Aug 22, 2008 14:24
I get back to my truck after a delivery and there's a Tahoe parked in the space in front of me. Plenty of room to get out, no problem. But I can't help but notice the bold-printed sticker in the middle of her back window:
"HEY, WUSSY BOY!"
What could have possibly been the provocation for that? This lady (I'm assuming it's a lady) wants to flick me shit? She doesn't know anything about me! I don't know anything about her either, though I'll assume she's kinda agressive and likes stirrin' the shit. And apparently she can afford the gas to run a Tahoe.
Honestly, I wished I had a post-it pad. I woulda loved to stick up a little note just under her sticker.
"HEY, WUSSY BOY!"
'Sup, Skag!
~*~
Dad-in-law and Lady are coming to visit tonight. Always a fun time with these two. You can't help but want to hang out with people who love to laugh. PLUS they're going to be buying Luka drinks. You have never been to the triangulated center of funny/silly/cute until you've hung out with Luka with two or three blender drinks inside her.

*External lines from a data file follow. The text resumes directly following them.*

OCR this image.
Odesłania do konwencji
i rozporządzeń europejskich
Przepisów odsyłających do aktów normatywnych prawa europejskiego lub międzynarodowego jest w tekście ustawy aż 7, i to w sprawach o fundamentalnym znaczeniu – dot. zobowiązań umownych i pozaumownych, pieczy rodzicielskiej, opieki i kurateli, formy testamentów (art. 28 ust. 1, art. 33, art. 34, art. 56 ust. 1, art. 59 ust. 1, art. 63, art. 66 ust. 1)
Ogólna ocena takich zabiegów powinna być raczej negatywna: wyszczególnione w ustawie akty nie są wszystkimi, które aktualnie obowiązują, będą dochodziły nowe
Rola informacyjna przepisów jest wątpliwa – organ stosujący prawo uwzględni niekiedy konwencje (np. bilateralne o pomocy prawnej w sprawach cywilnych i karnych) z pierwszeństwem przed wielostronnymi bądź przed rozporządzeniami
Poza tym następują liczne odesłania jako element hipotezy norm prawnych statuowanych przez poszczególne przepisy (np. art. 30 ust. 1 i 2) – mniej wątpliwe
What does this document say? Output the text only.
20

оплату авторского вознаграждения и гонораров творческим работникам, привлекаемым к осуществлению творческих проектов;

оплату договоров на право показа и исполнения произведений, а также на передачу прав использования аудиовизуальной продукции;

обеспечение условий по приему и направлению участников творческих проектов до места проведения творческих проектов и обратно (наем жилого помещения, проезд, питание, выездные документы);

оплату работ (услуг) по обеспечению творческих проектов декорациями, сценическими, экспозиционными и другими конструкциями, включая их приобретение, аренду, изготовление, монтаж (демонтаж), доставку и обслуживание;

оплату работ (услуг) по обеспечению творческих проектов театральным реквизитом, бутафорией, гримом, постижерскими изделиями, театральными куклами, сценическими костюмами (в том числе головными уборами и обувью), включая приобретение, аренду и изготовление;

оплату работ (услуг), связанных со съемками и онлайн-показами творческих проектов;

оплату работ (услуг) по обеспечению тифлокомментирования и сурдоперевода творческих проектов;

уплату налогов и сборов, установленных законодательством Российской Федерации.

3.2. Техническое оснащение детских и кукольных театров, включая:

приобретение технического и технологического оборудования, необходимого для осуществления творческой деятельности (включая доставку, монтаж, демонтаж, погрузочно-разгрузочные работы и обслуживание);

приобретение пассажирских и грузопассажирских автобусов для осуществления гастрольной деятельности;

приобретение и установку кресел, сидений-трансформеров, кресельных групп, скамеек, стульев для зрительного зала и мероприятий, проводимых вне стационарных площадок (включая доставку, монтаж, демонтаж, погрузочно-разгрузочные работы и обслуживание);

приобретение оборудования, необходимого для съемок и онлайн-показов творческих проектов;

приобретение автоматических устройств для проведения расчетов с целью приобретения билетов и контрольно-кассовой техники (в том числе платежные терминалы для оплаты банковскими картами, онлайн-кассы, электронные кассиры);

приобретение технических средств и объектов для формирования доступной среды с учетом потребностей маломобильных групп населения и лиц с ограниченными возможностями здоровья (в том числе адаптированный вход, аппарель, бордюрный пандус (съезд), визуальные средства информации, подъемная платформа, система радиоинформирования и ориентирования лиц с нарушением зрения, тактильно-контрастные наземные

I have a very uneducated theory that alcohol doesn't so much alter a person's personality as amplify what's always been there at the core. My dad, when he's schnockered, is a smiley, happy guy. My mother-in-law is a loud, offensive bitch (and sometimes she gets drunk). And Luka becomes a one-woman comedy show. I've often thought, since I've got the iPod, that I should liquor Luka up, put a microphone in front of her, and turn it into a podcast. Lord have mercy, I could sell advertising that shit would be so much fun.
Oh, and in case you're wondering, what am I like when I'm drunk? Usually asleep, and it takes only one drink to do it. When it comes to booze, I'm a wussy boy.